I will get back into the sewing room soon, maybe this afternoon in fact.  Watch for the Interpret This! reveals beginning tomorrow.

Saturday, May 15, 2010

I'm thankful that my mother's condition has stabilized and that I am back home, and grateful for other things as well.

Thank you dear blogging friend who bought the two texture studies from Alzheimer's Quilts Initiative.  This helped me make the $1000 Challenge goal!   As an unexpected bonus I received a package of beautiful fabric from Beth Hartford at QuiltersStitchTogether

and a generous gift certificate from Embellishment Village, which I promptly spent.  That was fun!

I'm thankful that the painting which had just started when my mother went into the hospital is finished and that I like the way it looks.  Now if I can get all the pictures rehung, china back in the cabinet, books in bookcases...

Ghost Orchids is back finally and put away.  Yesterday I began some work on my Interpret This! challenge, and this blob may appear there.  The new fabric would work too, but I'm already committed.


But it's looking more and more like the Hoffman Challenge won't happen this year, at least for me.

Monday, May 10, 2010

Bits and Pieces

I've been in Missouri for a week, with my mother's medical emergency.  I'd planned a trip anyway, but it has turned out to be earlier and perhaps longer than expected.   I'm not doing any fabric work now, but some of my quilts have been busy.

Wendy has created a new blog, Quilt Porn, where she plans to show one quilt that she likes every day, without comment.  She chose my IT! piece Down to the Root for show the first week. I'm flattered, especially since the other choices are so interesting.  Thanks, Wendy.
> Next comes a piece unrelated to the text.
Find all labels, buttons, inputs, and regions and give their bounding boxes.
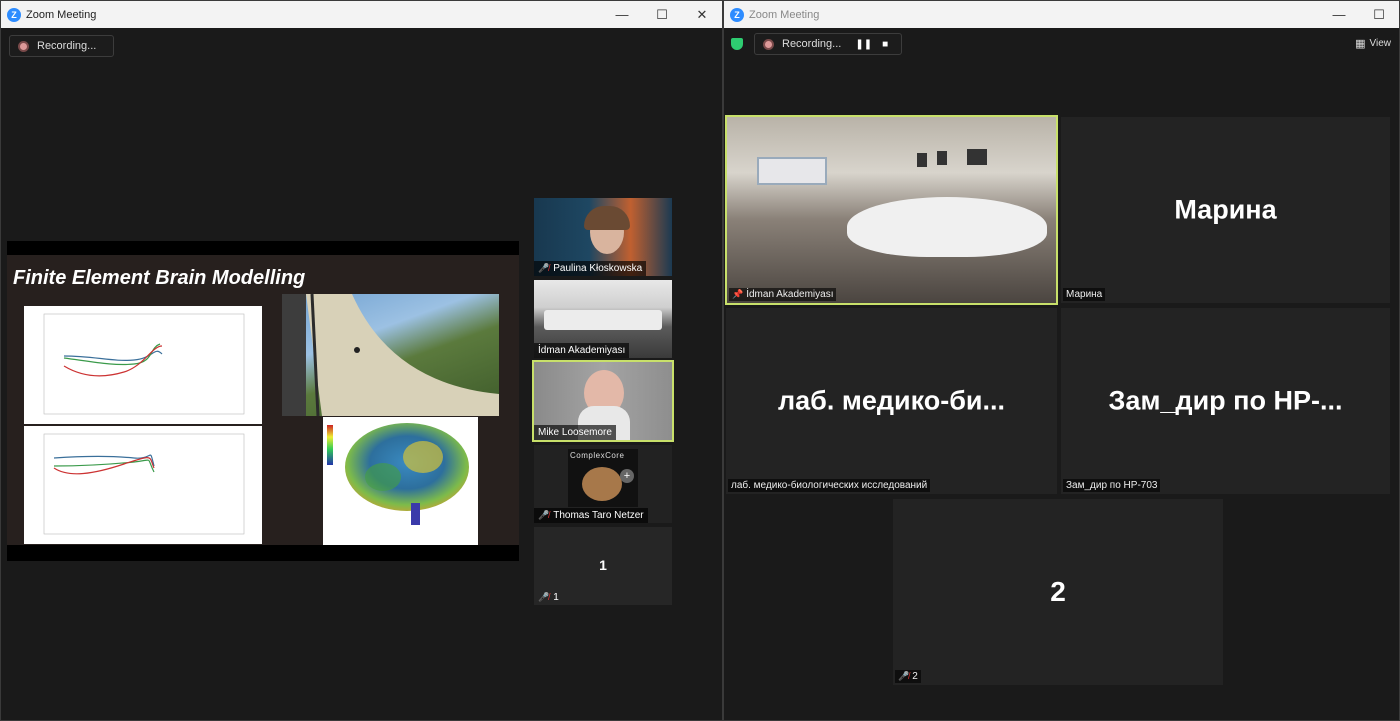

Deb Geyer is quilting my blue basket quilt.  You can see it in progress on her blog.  Her quilting is going to enhance this quilt, for sure.

I sent  my white Texture Study and the black texture study to Alzheimer's Art Quilt Initiative and they are now listed on the Quilts for Sale page.  If anyone would be interested in helping the cause,  look at my blog pictures for a more accurate idea of what these two pieces really look like.

And finally, I sent Ghost Orchids to an exhibit in Florida in January.  Two weeks ago when the exhibit ended the quilt was supposed to return.  It's been a real saga of confusion,  missed instructions,  and lost UPS labels.  The quilt is still in storage apparently, waiting.  I don't know what will happen.

Monday, May 03, 2010

A Pretty Mess


Literally.  This is a charming block, but clearly the piecing will not pass.  My Quilt Pro program will no longer print foundations for paper piecing (who knows why), and the templates which the computer prints are not accurate.  So--I tried to figure this out for myself.  I could do that, now that I have figured out how to read the rotary cutting instructions which would eliminate some of the obvious errors, but there are a few bits that defeat me, like that second stem piece.  That's not any standard angle.

Paper piecing is the obvious choice for this block, and there was a time when I would have drawn the foundations myself.  But I'm not inclined to do that this time.   So a certain challenge may just have to get along without me this year.

Sunday, May 02, 2010

May Interpret This


It's a lovely spring photo, open to all sorts of interpretations.  I'm not sure what I'll do yet, but I hope I can decide, and not go around and around as I did last month.  We finally have the painter coming this week, which will tear up most of the house, and then on Friday I'm leaving for a week in Missouri for family business, so that won't leave much time.  I hope to accomplish a little before I leave so I can finish by the reveals.